10:52When I came on the scene, there was rosewood and mahogany, sometimes maple. You know, that was the menu for acoustic guitars.
11:00Next thing you know, well, we're making some guitars out of walnut, walnut from California, which is really beautiful walnut, different species than what you'd find in the Midwest.
11:10And then Koa, Koa came into my life.
11:15And then Koa, Koa came into my life.
11:19And we have wood sellers that say, Bob, no one's going to use this wood until Taylor uses it.
11:24Will you please use it, help popularize it, and then other people will use this wood, and we need to.
11:30So I knew peripherally before I got here, you know, that Taylor had initiatives to, you know, maintain the Koa forests, maintain the Ebony forests.
11:41But I had no idea the extent to which they really did commit to.
11:47You have to realize who you are in the ecosystem, right?
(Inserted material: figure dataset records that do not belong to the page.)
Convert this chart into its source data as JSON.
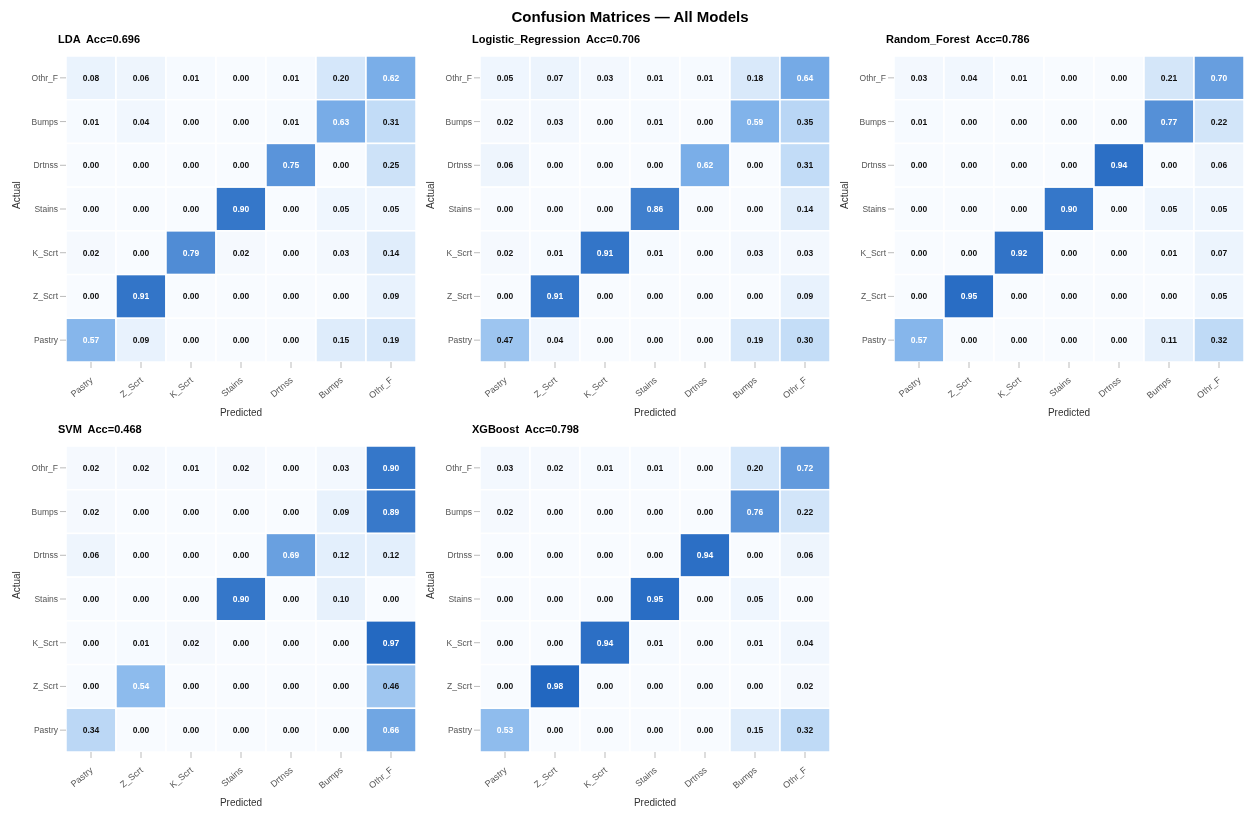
{
  "chart_data": [
    {
      "type": "heatmap",
      "title": "LDA  Acc=0.696",
      "annotations": [
        "Confusion Matrices — All Models"
      ],
      "xlabel": "Predicted",
      "ylabel": "Actual",
      "categories": [
        "Pastry",
        "Z_Scrt",
        "K_Scrt",
        "Stains",
        "Drtnss",
        "Bumps",
        "Othr_F"
      ],
      "y_categories": [
        "Othr_F",
        "Bumps",
        "Drtnss",
        "Stains",
        "K_Scrt",
        "Z_Scrt",
        "Pastry"
      ],
      "cells": [
        [
          0.08,
          0.06,
          0.01,
          0.0,
          0.01,
          0.2,
          0.62
        ],
        [
          0.01,
          0.04,
          0.0,
          0.0,
          0.01,
          0.63,
          0.31
        ],
        [
          0.0,
          0.0,
          0.0,
          0.0,
          0.75,
          0.0,
          0.25
        ],
        [
          0.0,
          0.0,
          0.0,
          0.9,
          0.0,
          0.05,
          0.05
        ],
        [
          0.02,
          0.0,
          0.79,
          0.02,
          0.0,
          0.03,
          0.14
        ],
        [
          0.0,
          0.91,
          0.0,
          0.0,
          0.0,
          0.0,
          0.09
        ],
        [
          0.57,
          0.09,
          0.0,
          0.0,
          0.0,
          0.15,
          0.19
        ]
      ],
      "cell_labels": [
        [
          "0.08",
          "0.06",
          "0.01",
          "0.00",
          "0.01",
          "0.20",
          "0.62"
        ],
        [
          "0.01",
          "0.04",
          "0.00",
          "0.00",
          "0.01",
          "0.63",
          "0.31"
        ],
        [
          "0.00",
          "0.00",
          "0.00",
          "0.00",
          "0.75",
          "0.00",
          "0.25"
        ],
        [
          "0.00",
          "0.00",
          "0.00",
          "0.90",
          "0.00",
          "0.05",
          "0.05"
        ],
        [
          "0.02",
          "0.00",
          "0.79",
          "0.02",
          "0.00",
          "0.03",
          "0.14"
        ],
        [
          "0.00",
          "0.91",
          "0.00",
          "0.00",
          "0.00",
          "0.00",
          "0.09"
        ],
        [
          "0.57",
          "0.09",
          "0.00",
          "0.00",
          "0.00",
          "0.15",
          "0.19"
        ]
      ]
    },
    {
      "type": "heatmap",
      "title": "Logistic_Regression  Acc=0.706",
      "xlabel": "Predicted",
      "ylabel": "Actual",
      "categories": [
        "Pastry",
        "Z_Scrt",
        "K_Scrt",
        "Stains",
        "Drtnss",
        "Bumps",
        "Othr_F"
      ],
      "y_categories": [
        "Othr_F",
        "Bumps",
        "Drtnss",
        "Stains",
        "K_Scrt",
        "Z_Scrt",
        "Pastry"
      ],
      "cells": [
        [
          0.05,
          0.07,
          0.03,
          0.01,
          0.01,
          0.18,
          0.64
        ],
        [
          0.02,
          0.03,
          0.0,
          0.01,
          0.0,
          0.59,
          0.35
        ],
        [
          0.06,
          0.0,
          0.0,
          0.0,
          0.62,
          0.0,
          0.31
        ],
        [
          0.0,
          0.0,
          0.0,
          0.86,
          0.0,
          0.0,
          0.14
        ],
        [
          0.02,
          0.01,
          0.91,
          0.01,
          0.0,
          0.03,
          0.03
        ],
        [
          0.0,
          0.91,
          0.0,
          0.0,
          0.0,
          0.0,
          0.09
        ],
        [
          0.47,
          0.04,
          0.0,
          0.0,
          0.0,
          0.19,
          0.3
        ]
      ],
      "cell_labels": [
        [
          "0.05",
          "0.07",
          "0.03",
          "0.01",
          "0.01",
          "0.18",
          "0.64"
        ],
        [
          "0.02",
          "0.03",
          "0.00",
          "0.01",
          "0.00",
          "0.59",
          "0.35"
        ],
        [
          "0.06",
          "0.00",
          "0.00",
          "0.00",
          "0.62",
          "0.00",
          "0.31"
        ],
        [
          "0.00",
          "0.00",
          "0.00",
          "0.86",
          "0.00",
          "0.00",
          "0.14"
        ],
        [
          "0.02",
          "0.01",
          "0.91",
          "0.01",
          "0.00",
          "0.03",
          "0.03"
        ],
        [
          "0.00",
          "0.91",
          "0.00",
          "0.00",
          "0.00",
          "0.00",
          "0.09"
        ],
        [
          "0.47",
          "0.04",
          "0.00",
          "0.00",
          "0.00",
          "0.19",
          "0.30"
        ]
      ]
    },
    {
      "type": "heatmap",
      "title": "Random_Forest  Acc=0.786",
      "xlabel": "Predicted",
      "ylabel": "Actual",
      "categories": [
        "Pastry",
        "Z_Scrt",
        "K_Scrt",
        "Stains",
        "Drtnss",
        "Bumps",
        "Othr_F"
      ],
      "y_categories": [
        "Othr_F",
        "Bumps",
        "Drtnss",
        "Stains",
        "K_Scrt",
        "Z_Scrt",
        "Pastry"
      ],
      "cells": [
        [
          0.03,
          0.04,
          0.01,
          0.0,
          0.0,
          0.21,
          0.7
        ],
        [
          0.01,
          0.0,
          0.0,
          0.0,
          0.0,
          0.77,
          0.22
        ],
        [
          0.0,
          0.0,
          0.0,
          0.0,
          0.94,
          0.0,
          0.06
        ],
        [
          0.0,
          0.0,
          0.0,
          0.9,
          0.0,
          0.05,
          0.05
        ],
        [
          0.0,
          0.0,
          0.92,
          0.0,
          0.0,
          0.01,
          0.07
        ],
        [
          0.0,
          0.95,
          0.0,
          0.0,
          0.0,
          0.0,
          0.05
        ],
        [
          0.57,
          0.0,
          0.0,
          0.0,
          0.0,
          0.11,
          0.32
        ]
      ],
      "cell_labels": [
        [
          "0.03",
          "0.04",
          "0.01",
          "0.00",
          "0.00",
          "0.21",
          "0.70"
        ],
        [
          "0.01",
          "0.00",
          "0.00",
          "0.00",
          "0.00",
          "0.77",
          "0.22"
        ],
        [
          "0.00",
          "0.00",
          "0.00",
          "0.00",
          "0.94",
          "0.00",
          "0.06"
        ],
        [
          "0.00",
          "0.00",
          "0.00",
          "0.90",
          "0.00",
          "0.05",
          "0.05"
        ],
        [
          "0.00",
          "0.00",
          "0.92",
          "0.00",
          "0.00",
          "0.01",
          "0.07"
        ],
        [
          "0.00",
          "0.95",
          "0.00",
          "0.00",
          "0.00",
          "0.00",
          "0.05"
        ],
        [
          "0.57",
          "0.00",
          "0.00",
          "0.00",
          "0.00",
          "0.11",
          "0.32"
        ]
      ]
    },
    {
      "type": "heatmap",
      "title": "SVM  Acc=0.468",
      "xlabel": "Predicted",
      "ylabel": "Actual",
      "categories": [
        "Pastry",
        "Z_Scrt",
        "K_Scrt",
        "Stains",
        "Drtnss",
        "Bumps",
        "Othr_F"
      ],
      "y_categories": [
        "Othr_F",
        "Bumps",
        "Drtnss",
        "Stains",
        "K_Scrt",
        "Z_Scrt",
        "Pastry"
      ],
      "cells": [
        [
          0.02,
          0.02,
          0.01,
          0.02,
          0.0,
          0.03,
          0.9
        ],
        [
          0.02,
          0.0,
          0.0,
          0.0,
          0.0,
          0.09,
          0.89
        ],
        [
          0.06,
          0.0,
          0.0,
          0.0,
          0.69,
          0.12,
          0.12
        ],
        [
          0.0,
          0.0,
          0.0,
          0.9,
          0.0,
          0.1,
          0.0
        ],
        [
          0.0,
          0.01,
          0.02,
          0.0,
          0.0,
          0.0,
          0.97
        ],
        [
          0.0,
          0.54,
          0.0,
          0.0,
          0.0,
          0.0,
          0.46
        ],
        [
          0.34,
          0.0,
          0.0,
          0.0,
          0.0,
          0.0,
          0.66
        ]
      ],
      "cell_labels": [
        [
          "0.02",
          "0.02",
          "0.01",
          "0.02",
          "0.00",
          "0.03",
          "0.90"
        ],
        [
          "0.02",
          "0.00",
          "0.00",
          "0.00",
          "0.00",
          "0.09",
          "0.89"
        ],
        [
          "0.06",
          "0.00",
          "0.00",
          "0.00",
          "0.69",
          "0.12",
          "0.12"
        ],
        [
          "0.00",
          "0.00",
          "0.00",
          "0.90",
          "0.00",
          "0.10",
          "0.00"
        ],
        [
          "0.00",
          "0.01",
          "0.02",
          "0.00",
          "0.00",
          "0.00",
          "0.97"
        ],
        [
          "0.00",
          "0.54",
          "0.00",
          "0.00",
          "0.00",
          "0.00",
          "0.46"
        ],
        [
          "0.34",
          "0.00",
          "0.00",
          "0.00",
          "0.00",
          "0.00",
          "0.66"
        ]
      ]
    },
    {
      "type": "heatmap",
      "title": "XGBoost  Acc=0.798",
      "xlabel": "Predicted",
      "ylabel": "Actual",
      "categories": [
        "Pastry",
        "Z_Scrt",
        "K_Scrt",
        "Stains",
        "Drtnss",
        "Bumps",
        "Othr_F"
      ],
      "y_categories": [
        "Othr_F",
        "Bumps",
        "Drtnss",
        "Stains",
        "K_Scrt",
        "Z_Scrt",
        "Pastry"
      ],
      "cells": [
        [
          0.03,
          0.02,
          0.01,
          0.01,
          0.0,
          0.2,
          0.72
        ],
        [
          0.02,
          0.0,
          0.0,
          0.0,
          0.0,
          0.76,
          0.22
        ],
        [
          0.0,
          0.0,
          0.0,
          0.0,
          0.94,
          0.0,
          0.06
        ],
        [
          0.0,
          0.0,
          0.0,
          0.95,
          0.0,
          0.05,
          0.0
        ],
        [
          0.0,
          0.0,
          0.94,
          0.01,
          0.0,
          0.01,
          0.04
        ],
        [
          0.0,
          0.98,
          0.0,
          0.0,
          0.0,
          0.0,
          0.02
        ],
        [
          0.53,
          0.0,
          0.0,
          0.0,
          0.0,
          0.15,
          0.32
        ]
      ],
      "cell_labels": [
        [
          "0.03",
          "0.02",
          "0.01",
          "0.01",
          "0.00",
          "0.20",
          "0.72"
        ],
        [
          "0.02",
          "0.00",
          "0.00",
          "0.00",
          "0.00",
          "0.76",
          "0.22"
        ],
        [
          "0.00",
          "0.00",
          "0.00",
          "0.00",
          "0.94",
          "0.00",
          "0.06"
        ],
        [
          "0.00",
          "0.00",
          "0.00",
          "0.95",
          "0.00",
          "0.05",
          "0.00"
        ],
        [
          "0.00",
          "0.00",
          "0.94",
          "0.01",
          "0.00",
          "0.01",
          "0.04"
        ],
        [
          "0.00",
          "0.98",
          "0.00",
          "0.00",
          "0.00",
          "0.00",
          "0.02"
        ],
        [
          "0.53",
          "0.00",
          "0.00",
          "0.00",
          "0.00",
          "0.15",
          "0.32"
        ]
      ]
    }
  ]
}
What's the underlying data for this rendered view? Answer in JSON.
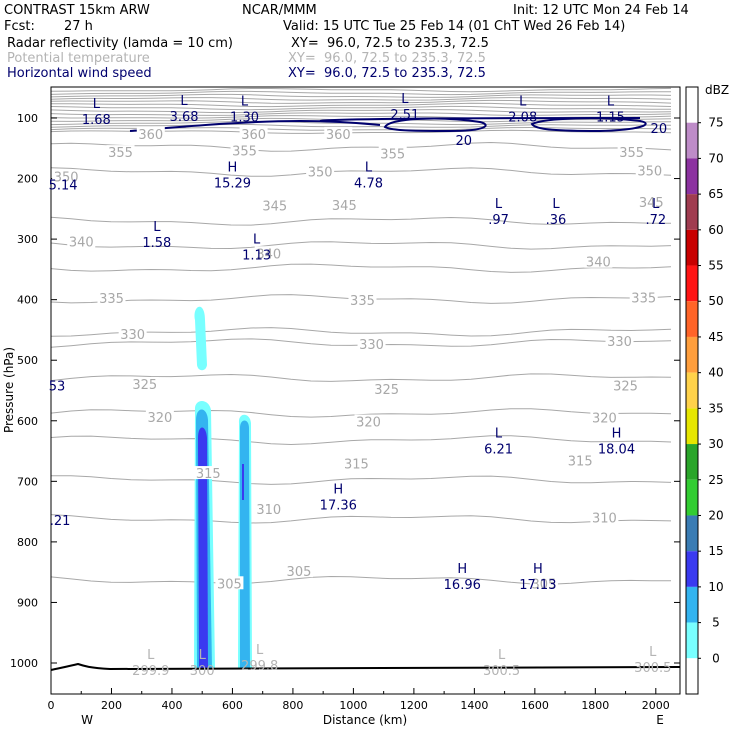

11:51And there was a point in time when in the ecosystem, we were just a little tiny place just out there trying to tell our story and talk one person into buying one guitar.
12:01Now, it's not something that's a huge sense of pride anymore. It's more of responsibility.
12:09I sometimes joke that my job doesn't exist in nature. It's solely the creation of Bob Taylor.
12:16My entire profession career, I've been an environmental policy analyst, an activist. I was 14 years at Greenpeace.
12:25And he understood what was happening and understood that if Taylor Guitars wants to be in business in another 50 years,
12:34we need to start paying serious attention to what's happening to the planet's forests and how governments are reacting to it and how we can be a responsible corporate citizen.
12:46Some of the work that is being done by our colleagues in Hawaii, planting Koa trees for future generations of instrument use, that's incredible.
12:55To me, it's as important as the day we went from hunter-gatherers to farmers.
12:59You're not just going into a forest to look for a tree and take it and go make what you need to make.
13:04You're actually planting, planting ahead and planting for what you eventually would want to be using, creating a habitat, creating an environment while that's being done.
13:16And by the way, sustainability is just a step. You never arrive.
13:20You can't say you're sustainable because that's a unique word with a unique definition and none of us, none of us meet that definition, right?
13:29But it's a journey and you're trying to leave more choices to the people that come behind us than maybe we had when we arrived on the scene.
13:38And it happened one day, the attorney accountant said, when you sell your company, that's the start of his answer.
13:53I can't remember what the question was so much, but I said, well, I'm not going to sell the company.
13:58He said, Bob, you're going to sell your company. You will sell it.
14:01You're going to sell it on the day you die or some day before that.
14:06Since we've already had the culture of being sort of a family, having that family culture work, that sort of owner mentality, ownership mentality has been there even before we were employee owned.
14:18While you don't kind of feel the immediate effects of an ESOP, like in your personal life, I think knowing the long term effects of what that will do, like the investment that that will bring to your future is a really cool thing to be a part of.
14:33When we look towards the future, we want it to remain as a healthy, sound, beneficial thing for our musical community and for our physical community, for our own employees, for our vendors.
14:46I mean, the guitars we make, we know will outlive all of us.
14:50Why not the company?
14:52The dream was to was to just make it work.
14:55I had no, no comprehension that it would turn into this.
15:00I just wanted to keep doing it each day.
15:02I would have paid to do it.
15:03I would have gotten another job and it would have become my hobby if I had to.
15:07When we look at our future and when we look at our past, one thing that remains true is that we want to do the best we can with what's been entrusted to us.
15:19That's just incredible.
15:21That's a thrilling future to be part of.